Chapter 6: Neoplasia – Cancer Development and Pathophysiology

Malignant cells are characterized by uncontrolled proliferation, a lack of differentiation known as anaplasia, genetic instability, loss of anchorage dependence and contact inhibition, and an infinite life span maintained by high levels of telomerase. The spread of cancer occurs through local invasion, cavity seeding, and distant metastasis, frequently utilizing lymphatic pathways, starting at the sentinel node, or hematologic routes. Successful tumor establishment requires the cancer cells to degrade the extracellular matrix, undergo epithelial-mesenchymal transition (EMT), and promote new blood vessel growth through angiogenesis. The molecular origins of cancer trace back to genetic damage, leading to the transformation of normal proto-oncogenes into activated oncogenes and the inactivation of tumor suppressor genes such as RB and TP53, a process often requiring multiple molecular "hits". This malignant transformation follows a three-stage model of carcinogenesis: initiation, promotion, and progression. Key etiological factors contributing to cancer risk include heredity (e.g., BRCA mutations), immune surveillance failure, exposure to chemical carcinogens, radiation (UV and ionizing), and oncogenic viruses (e.g., HPV and HBV).
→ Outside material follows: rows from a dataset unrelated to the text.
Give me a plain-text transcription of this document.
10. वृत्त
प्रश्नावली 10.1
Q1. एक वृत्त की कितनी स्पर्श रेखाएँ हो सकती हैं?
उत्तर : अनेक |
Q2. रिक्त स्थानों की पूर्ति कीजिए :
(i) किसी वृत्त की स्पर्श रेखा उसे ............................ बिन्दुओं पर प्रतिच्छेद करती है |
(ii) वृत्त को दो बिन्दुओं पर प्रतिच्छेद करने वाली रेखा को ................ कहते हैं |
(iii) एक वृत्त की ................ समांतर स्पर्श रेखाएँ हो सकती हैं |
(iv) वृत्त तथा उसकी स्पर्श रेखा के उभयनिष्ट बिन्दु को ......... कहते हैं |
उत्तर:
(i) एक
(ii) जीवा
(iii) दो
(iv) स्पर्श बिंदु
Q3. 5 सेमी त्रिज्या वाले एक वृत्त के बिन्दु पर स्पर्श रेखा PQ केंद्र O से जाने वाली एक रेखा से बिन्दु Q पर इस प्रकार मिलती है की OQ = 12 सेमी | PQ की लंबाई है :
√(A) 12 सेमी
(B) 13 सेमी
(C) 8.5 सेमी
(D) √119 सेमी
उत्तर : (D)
Clinical manifestations of cancer extend beyond local tissue destruction to systemic issues like the severe metabolic disruption known as cachexia, chronic fatigue, anemia, and paraneoplastic syndromes (symptoms caused by substances secreted by the tumor, often distant from the primary site). Diagnosis relies on various screening tools, the use of tumor markers (e.g., PSA, CEA), histologic grading based on cell differentiation, and clinical staging using the TNM system (Tumor, Node, Metastasis) to assess disease extent. Treatment is multimodal, aimed at cure, control, or palliation, incorporating surgery, radiation, systemic chemotherapy (targeting DNA synthesis or mitosis), hormonal therapy, and modern biotherapy (immunotherapy utilizing agents like monoclonal antibodies and cytokines). Childhood cancers, distinct from adult malignancies, often involve the hematopoietic and nervous systems (e.g., embryonal tumors), and while survival rates are high, treatments frequently lead to serious late effects.